On the night of 11 January, about ten policemen, some plain-clothed, blocked the exits to Club 6A, the prime gay dance destination in Minsk, and took the personal details of over 100 persons present there. They said they were looking for a fugitive prisoner among the clubbers. The following day, the police spokesperson refused to provide journalists with any information about the reasons for and outcome of the raid.
More Raids of Gay Clubs
The following night, a Vitebsk club was raided by police special forces. They ordered all the guests to line up along the walls, the women separately from the men. They recorded everyone on video; asking for their name, home address and place of work.
According to witnesses who later spoke to journalists, the police behaviour was extremely harsh and threatening. Once again on this occasion, the local police spokesperson was unable to provide any information on the motives and results of the operation.
Two weeks later, the same Club 6A was raided by eight or nine policemen in plain clothes who requested the passport details of all present there; they detained about 40 people in order to "establish their identities".
Before the use of mobiles was banned, those detained managed to report that the police attitude was rough, both to men and women. The detainees were told by the police that the raid was provoked by the activities of Siarhiej Androsienka, the leader of GayBelarus.
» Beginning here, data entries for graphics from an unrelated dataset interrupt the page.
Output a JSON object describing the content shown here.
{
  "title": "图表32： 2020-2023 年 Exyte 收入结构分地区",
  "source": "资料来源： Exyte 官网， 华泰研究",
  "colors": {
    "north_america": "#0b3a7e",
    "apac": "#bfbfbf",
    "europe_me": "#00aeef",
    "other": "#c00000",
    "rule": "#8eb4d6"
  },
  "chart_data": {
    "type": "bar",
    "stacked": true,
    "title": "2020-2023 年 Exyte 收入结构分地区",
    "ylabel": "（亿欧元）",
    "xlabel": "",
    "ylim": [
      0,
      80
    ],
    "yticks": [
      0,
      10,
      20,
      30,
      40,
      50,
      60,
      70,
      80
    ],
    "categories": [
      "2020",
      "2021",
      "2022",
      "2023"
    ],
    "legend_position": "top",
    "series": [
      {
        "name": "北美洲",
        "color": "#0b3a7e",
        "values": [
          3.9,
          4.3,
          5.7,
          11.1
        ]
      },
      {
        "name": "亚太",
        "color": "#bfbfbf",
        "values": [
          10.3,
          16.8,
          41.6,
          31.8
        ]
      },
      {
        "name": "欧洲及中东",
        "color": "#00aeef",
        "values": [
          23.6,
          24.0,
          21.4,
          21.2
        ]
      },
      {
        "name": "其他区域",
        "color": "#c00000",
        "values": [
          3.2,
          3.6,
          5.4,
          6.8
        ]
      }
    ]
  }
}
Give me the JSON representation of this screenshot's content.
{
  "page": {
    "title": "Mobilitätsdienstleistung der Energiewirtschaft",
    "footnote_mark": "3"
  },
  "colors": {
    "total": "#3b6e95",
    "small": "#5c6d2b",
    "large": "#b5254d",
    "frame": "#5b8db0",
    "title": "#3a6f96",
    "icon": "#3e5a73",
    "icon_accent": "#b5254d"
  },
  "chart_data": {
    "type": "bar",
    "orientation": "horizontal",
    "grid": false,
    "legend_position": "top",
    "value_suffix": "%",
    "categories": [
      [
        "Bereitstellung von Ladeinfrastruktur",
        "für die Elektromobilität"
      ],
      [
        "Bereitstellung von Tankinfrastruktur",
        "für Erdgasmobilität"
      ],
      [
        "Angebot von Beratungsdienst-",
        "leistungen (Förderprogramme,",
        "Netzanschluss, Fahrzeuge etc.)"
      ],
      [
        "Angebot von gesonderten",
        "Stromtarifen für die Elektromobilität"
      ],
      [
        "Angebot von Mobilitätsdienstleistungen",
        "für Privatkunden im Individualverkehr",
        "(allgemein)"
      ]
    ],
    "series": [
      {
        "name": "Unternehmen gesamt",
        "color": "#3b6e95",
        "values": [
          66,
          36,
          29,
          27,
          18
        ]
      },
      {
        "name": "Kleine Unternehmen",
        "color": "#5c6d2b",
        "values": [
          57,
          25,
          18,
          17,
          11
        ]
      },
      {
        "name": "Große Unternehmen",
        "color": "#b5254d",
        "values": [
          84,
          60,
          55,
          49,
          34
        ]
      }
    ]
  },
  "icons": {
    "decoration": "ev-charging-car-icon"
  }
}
LGBT Visibility Makes Authorities Nervous
It is common knowledge that registration of non-governmental organisations in Belarus is almost impossible if the NGO has not been blessed by the state authorities beforehand. At the same time, any political or social activism without such registration is banned and can be classified as criminal.
In 1999 and 2011, LGBT activists attempted to register organizations, but were unsuccessful. Last December, the largest Belarusian LGBT organisation, GayBelarus, made another attempt. It held a convention in Minsk, in Club 6A, in which 72 delegates from all of Belarus’ regions took part.
The application for registration of the Human Rights Centre Lambda was submitted to the Ministry of Justice. Why Lambda, not GayBelarus? The registration procedure is not transparent, and using a word like "gay" could become just one more reason to provoke a negative outcome.
Siarhiej Androsienka of GayBelarus said that he did not have any illusions: "if they register us, good; if not, we will continue working without registration." According to Androsienka, the authorities were aware of the convention at Club 6A. The club owner was called to the city police headquarters to provide information about the event and its organisers. At no point was it suggested to him to ban GayBelarus from his premises.